What technical SEO factors affect website performance the most?
What technical SEO factors affect website performance the most?
I’ve spent way too many late nights digging through Search Console reports trying to figure out why a site wasn’t ranking despite decent content, so I figured I’d share what actually moved the needle for me. This isn’t theory it’s the stuff I check first on every audit now, ranked roughly by how often it’s the actual culprit.
1. Page speed / Core Web Vitals
Still the biggest one, hands down. Google cares about LCP (how fast your main content loads), CLS (how much stuff jumps around while loading), and INP (how snappy the page feels when someone clicks something). If your LCP is past 2.5s, you’re already fighting an uphill battle.

How to fix it:
- Compress images (WebP over PNG/JPEG almost every time)
- Lazy-load anything below the fold
- Ditch render-blocking scripts, or defer/async them
- Get a decent host — shared hosting kills more sites than bad code does
- Run it through PageSpeed Insights and actually read the diagnostics, not just the score
2. Crawlability (robots.txt + sitemap issues)
You’d be surprised how many sites accidentally block Google from crawling half their pages. I once found a client blocking /blog/ in robots.txt for no reason anyone could remember.

Fix: Check robots.txt manually, submit a clean XML sitemap in Search Console, and make sure it’s actually updating when you publish new pages (a lot of CMS plugins silently break this).
3. Indexability — noindex tags and canonical mess-ups
This one’s sneaky because the page looks totally fine to a human. Somewhere a noindex got left on from staging, or every page is canonicalizing to the homepage because a plugin misfired.
Fix: Crawl your own site with Screaming Frog (free up to 500 URLs) and check the indexability column. Fix stray noindex tags and make sure canonicals point to themselves unless there’s a real reason not to.
4. Mobile-friendliness
Google’s been mobile-first indexing for years now, so if your mobile experience is an afterthought, that’s what’s actually getting evaluated — not your beautiful desktop layout.
Fix: Responsive design isn’t optional anymore. Test with Google’s Mobile-Friendly Test, check tap target sizes, and make sure text isn’t tiny without zooming.
5. HTTPS and mixed content
If you’re still on HTTP, fix that today, it takes an hour. But even sites on HTTPS sometimes have mixed content warnings from old image or script URLs still pointing to http://.
Fix: Force HTTPS redirects site-wide, then crawl for mixed content warnings and update the URLs.
6. Broken links and 404s
Not usually a huge ranking factor on its own, but it wrecks crawl budget and user trust, and it compounds with everything else on this list.

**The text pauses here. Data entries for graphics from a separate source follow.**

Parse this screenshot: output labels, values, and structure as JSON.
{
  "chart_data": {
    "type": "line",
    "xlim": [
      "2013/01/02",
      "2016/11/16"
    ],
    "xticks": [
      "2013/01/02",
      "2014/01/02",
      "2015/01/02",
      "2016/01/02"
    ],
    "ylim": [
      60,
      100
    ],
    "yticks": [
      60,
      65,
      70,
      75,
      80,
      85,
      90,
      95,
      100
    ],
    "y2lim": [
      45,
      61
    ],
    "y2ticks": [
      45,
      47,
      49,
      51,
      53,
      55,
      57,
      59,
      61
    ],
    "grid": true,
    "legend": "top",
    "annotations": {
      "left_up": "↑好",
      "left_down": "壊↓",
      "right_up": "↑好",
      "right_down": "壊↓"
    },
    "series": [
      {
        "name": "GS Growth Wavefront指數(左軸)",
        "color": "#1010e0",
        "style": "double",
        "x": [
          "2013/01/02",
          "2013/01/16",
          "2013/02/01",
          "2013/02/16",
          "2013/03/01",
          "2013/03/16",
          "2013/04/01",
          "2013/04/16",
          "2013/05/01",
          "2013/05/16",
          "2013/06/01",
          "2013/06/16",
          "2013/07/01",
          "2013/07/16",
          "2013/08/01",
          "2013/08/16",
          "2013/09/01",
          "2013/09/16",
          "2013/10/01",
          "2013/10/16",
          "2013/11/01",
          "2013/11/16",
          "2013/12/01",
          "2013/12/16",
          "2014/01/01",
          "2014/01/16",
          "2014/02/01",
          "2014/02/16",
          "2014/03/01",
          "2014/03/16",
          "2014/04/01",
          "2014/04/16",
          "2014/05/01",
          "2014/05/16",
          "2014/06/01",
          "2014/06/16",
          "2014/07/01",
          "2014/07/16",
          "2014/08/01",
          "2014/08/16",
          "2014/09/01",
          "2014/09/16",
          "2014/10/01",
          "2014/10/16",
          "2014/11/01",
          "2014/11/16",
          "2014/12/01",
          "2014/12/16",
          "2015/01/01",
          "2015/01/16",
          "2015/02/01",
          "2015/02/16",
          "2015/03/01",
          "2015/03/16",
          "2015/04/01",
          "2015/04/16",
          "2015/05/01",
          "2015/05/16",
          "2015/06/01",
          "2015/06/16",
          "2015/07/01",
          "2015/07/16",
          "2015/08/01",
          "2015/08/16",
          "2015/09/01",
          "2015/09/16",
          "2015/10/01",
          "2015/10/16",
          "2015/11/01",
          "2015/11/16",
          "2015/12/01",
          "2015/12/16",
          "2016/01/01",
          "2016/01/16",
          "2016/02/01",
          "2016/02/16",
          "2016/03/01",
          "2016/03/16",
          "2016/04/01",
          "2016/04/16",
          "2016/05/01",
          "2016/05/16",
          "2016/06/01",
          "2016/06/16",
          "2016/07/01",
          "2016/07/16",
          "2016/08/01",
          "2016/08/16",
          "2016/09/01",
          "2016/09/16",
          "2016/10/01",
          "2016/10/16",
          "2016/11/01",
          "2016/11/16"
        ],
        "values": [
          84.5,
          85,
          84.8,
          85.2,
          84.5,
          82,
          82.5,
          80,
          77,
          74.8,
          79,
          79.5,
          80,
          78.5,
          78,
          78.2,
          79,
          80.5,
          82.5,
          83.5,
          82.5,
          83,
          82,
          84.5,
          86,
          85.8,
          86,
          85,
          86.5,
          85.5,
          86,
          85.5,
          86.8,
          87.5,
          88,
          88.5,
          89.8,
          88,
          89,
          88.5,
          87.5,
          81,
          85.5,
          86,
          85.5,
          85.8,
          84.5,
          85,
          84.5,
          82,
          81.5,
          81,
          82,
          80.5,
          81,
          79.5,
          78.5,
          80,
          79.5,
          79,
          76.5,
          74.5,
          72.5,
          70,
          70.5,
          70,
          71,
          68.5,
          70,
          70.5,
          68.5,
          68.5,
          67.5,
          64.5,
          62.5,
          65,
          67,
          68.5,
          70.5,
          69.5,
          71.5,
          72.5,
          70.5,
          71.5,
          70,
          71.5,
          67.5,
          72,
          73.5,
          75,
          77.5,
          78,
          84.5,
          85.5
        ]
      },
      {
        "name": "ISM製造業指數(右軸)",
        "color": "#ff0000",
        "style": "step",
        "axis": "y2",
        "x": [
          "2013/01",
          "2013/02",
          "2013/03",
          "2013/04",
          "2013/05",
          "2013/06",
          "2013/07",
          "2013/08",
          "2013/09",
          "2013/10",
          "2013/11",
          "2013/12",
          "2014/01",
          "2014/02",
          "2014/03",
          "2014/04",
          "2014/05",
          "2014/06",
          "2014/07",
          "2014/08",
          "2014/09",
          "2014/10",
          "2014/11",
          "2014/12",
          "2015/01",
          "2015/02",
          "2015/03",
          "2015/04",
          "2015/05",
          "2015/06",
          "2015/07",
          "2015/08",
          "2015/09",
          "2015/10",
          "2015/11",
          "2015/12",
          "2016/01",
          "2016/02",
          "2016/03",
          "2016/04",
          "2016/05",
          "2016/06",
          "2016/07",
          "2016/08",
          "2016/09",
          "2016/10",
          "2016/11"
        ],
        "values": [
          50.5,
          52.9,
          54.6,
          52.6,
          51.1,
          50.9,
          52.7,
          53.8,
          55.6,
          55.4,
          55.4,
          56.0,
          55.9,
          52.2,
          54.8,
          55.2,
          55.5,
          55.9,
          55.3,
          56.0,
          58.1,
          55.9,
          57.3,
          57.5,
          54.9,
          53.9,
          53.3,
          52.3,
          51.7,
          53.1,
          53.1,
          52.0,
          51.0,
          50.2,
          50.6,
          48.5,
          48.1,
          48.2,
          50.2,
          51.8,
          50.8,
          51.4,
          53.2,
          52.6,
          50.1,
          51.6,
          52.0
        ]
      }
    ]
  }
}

Fix: Run a crawl, find the 404s, either fix the link or 301 redirect it to something relevant. Don’t redirect everything to the homepage — that’s basically as bad as a 404 in Google’s eyes.
7. Duplicate content
Category pages, filtered URLs, print versions, tracking parameters — these all create near-duplicate pages that dilute your rankings across multiple URLs instead of consolidating into one strong page.
Fix: Canonical tags pointing to the preferred version, and use parameter handling in Search Console or noindex the junk variants.
8. Redirect chains
Page A redirects to B which redirects to C which finally lands on D. Every hop costs load time and sometimes loses link equity along the way.
Fix: Crawl and find chains longer than one hop, then point everything straight to the final destination.
9. Structured data / schema markup
Not a direct ranking booster, but it’s the difference between a plain blue link and a rich result with stars, prices, or FAQs showing up — and that CTR bump matters.
Fix: Add JSON-LD schema relevant to your content type (Article, Product, FAQ, etc.) and validate it with Google’s Rich Results Test.
10. Server response time (TTFB)
Everything above can be perfect and it won’t matter if your server takes 2+ seconds just to start sending data.
Fix: Use a CDN, enable caching, and honestly — if you’re on cheap shared hosting and wondering why nothing’s improving, this is probably why.
Honestly, if I had to pick just three to check first on any site: page speed, crawlability, and indexability. Those three catch about 80% of the technical issues I run into. The rest matter, but they’re rarely the reason a whole site is underperforming.
Happy to go deeper on any of these if anyone wants specifics what tools I use for each check, etc.